Plot Summary: A family of five field mice is gathering food for the winter and everyone is working hard to bring in as much food as they can, except Frederick. Frederick seems to spend his time staring at the meadow and half-asleep, dreaming. When the other mice ask him what he is doing, Frederick replies that he is gathering "sun rays for the cold dark winter days," "colors . . . [f]or winter is gray," and "words . . . [f]or the winter days are long and many, and we'll run out of things to say." Once winter sets in, the five mice hide away in an old stone wall, and have plenty to eat and stories to tell. As winter continues, however, there is less food and more cold, and much less chatting among the family members. Then they remember Frederick's fall activities and they ask him about his supplies. Frederick proceeds to describe the rays of the sun and colors, and begins reciting poetry. The family realizes that he is a poet.

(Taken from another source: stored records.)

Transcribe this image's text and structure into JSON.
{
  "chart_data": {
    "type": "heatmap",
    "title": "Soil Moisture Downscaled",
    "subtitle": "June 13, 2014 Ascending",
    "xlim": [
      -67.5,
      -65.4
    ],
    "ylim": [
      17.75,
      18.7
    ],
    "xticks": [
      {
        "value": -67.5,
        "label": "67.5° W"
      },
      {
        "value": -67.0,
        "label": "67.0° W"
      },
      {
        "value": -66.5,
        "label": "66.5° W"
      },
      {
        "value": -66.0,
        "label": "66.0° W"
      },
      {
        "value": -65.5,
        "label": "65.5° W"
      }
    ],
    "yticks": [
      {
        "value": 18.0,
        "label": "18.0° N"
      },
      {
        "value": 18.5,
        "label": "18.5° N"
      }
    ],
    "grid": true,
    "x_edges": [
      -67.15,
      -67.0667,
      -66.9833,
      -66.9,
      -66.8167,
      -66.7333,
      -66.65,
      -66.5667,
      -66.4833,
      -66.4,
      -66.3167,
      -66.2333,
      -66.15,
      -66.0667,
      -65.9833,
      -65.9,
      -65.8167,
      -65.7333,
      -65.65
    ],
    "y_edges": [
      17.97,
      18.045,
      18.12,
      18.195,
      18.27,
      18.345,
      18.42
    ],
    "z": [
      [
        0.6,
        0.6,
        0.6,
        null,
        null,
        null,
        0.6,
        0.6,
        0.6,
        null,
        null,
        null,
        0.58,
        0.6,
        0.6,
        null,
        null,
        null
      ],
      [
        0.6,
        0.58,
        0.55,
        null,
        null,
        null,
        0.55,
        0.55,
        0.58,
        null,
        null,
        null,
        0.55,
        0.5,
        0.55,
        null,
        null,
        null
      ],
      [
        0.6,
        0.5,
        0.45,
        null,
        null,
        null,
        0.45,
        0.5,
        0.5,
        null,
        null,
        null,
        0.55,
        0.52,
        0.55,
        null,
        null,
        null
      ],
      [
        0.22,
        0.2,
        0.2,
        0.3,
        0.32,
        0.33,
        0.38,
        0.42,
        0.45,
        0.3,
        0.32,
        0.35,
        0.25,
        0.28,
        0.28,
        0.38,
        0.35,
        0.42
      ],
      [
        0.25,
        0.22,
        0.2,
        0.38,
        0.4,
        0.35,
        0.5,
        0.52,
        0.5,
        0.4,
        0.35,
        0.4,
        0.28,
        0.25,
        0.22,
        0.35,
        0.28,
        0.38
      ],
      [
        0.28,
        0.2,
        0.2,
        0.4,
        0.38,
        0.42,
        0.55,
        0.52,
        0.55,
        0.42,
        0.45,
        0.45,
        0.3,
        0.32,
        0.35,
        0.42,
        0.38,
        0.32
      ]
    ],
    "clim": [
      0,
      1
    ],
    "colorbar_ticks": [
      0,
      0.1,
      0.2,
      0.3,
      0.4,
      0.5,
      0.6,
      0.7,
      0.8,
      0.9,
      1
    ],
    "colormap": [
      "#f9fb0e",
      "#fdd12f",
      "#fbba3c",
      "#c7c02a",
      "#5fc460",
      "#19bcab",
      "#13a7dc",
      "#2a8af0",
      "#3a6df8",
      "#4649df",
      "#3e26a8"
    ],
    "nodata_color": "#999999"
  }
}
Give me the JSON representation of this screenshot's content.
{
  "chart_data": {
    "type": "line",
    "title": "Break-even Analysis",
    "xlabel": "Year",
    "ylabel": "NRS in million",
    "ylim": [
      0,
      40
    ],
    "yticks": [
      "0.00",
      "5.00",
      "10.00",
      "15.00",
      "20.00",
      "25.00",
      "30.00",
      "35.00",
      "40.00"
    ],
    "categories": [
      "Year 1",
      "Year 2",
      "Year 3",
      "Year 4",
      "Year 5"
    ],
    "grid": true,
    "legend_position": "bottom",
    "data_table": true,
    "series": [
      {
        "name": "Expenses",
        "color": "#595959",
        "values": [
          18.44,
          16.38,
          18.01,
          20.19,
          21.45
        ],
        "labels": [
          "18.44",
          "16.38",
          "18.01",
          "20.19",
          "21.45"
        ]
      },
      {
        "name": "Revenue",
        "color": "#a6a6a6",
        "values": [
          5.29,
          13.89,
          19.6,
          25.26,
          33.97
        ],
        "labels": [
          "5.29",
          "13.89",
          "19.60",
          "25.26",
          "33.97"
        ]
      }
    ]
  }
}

Posted In: Ethics, Social and Political Philosophy
Does Frederick do his part for the family community?
Does being a member of a community mean that you are obligated to contribute to it?
What are the responsibilities of family members to each other?
Is Frederick meeting his responsibilities?
Is Frederick’s work of gathering ideas and words and images as important as gathering food?
If Frederick doesn’t gather food but instead spends his time thinking in preparation for giving to his family in a different way, is he entitled to an equal share of the food?
What is important to Frederick about poetry?
Is what Frederick is doing work?
What is work?
Is thinking work?
Are some forms of work more important than others?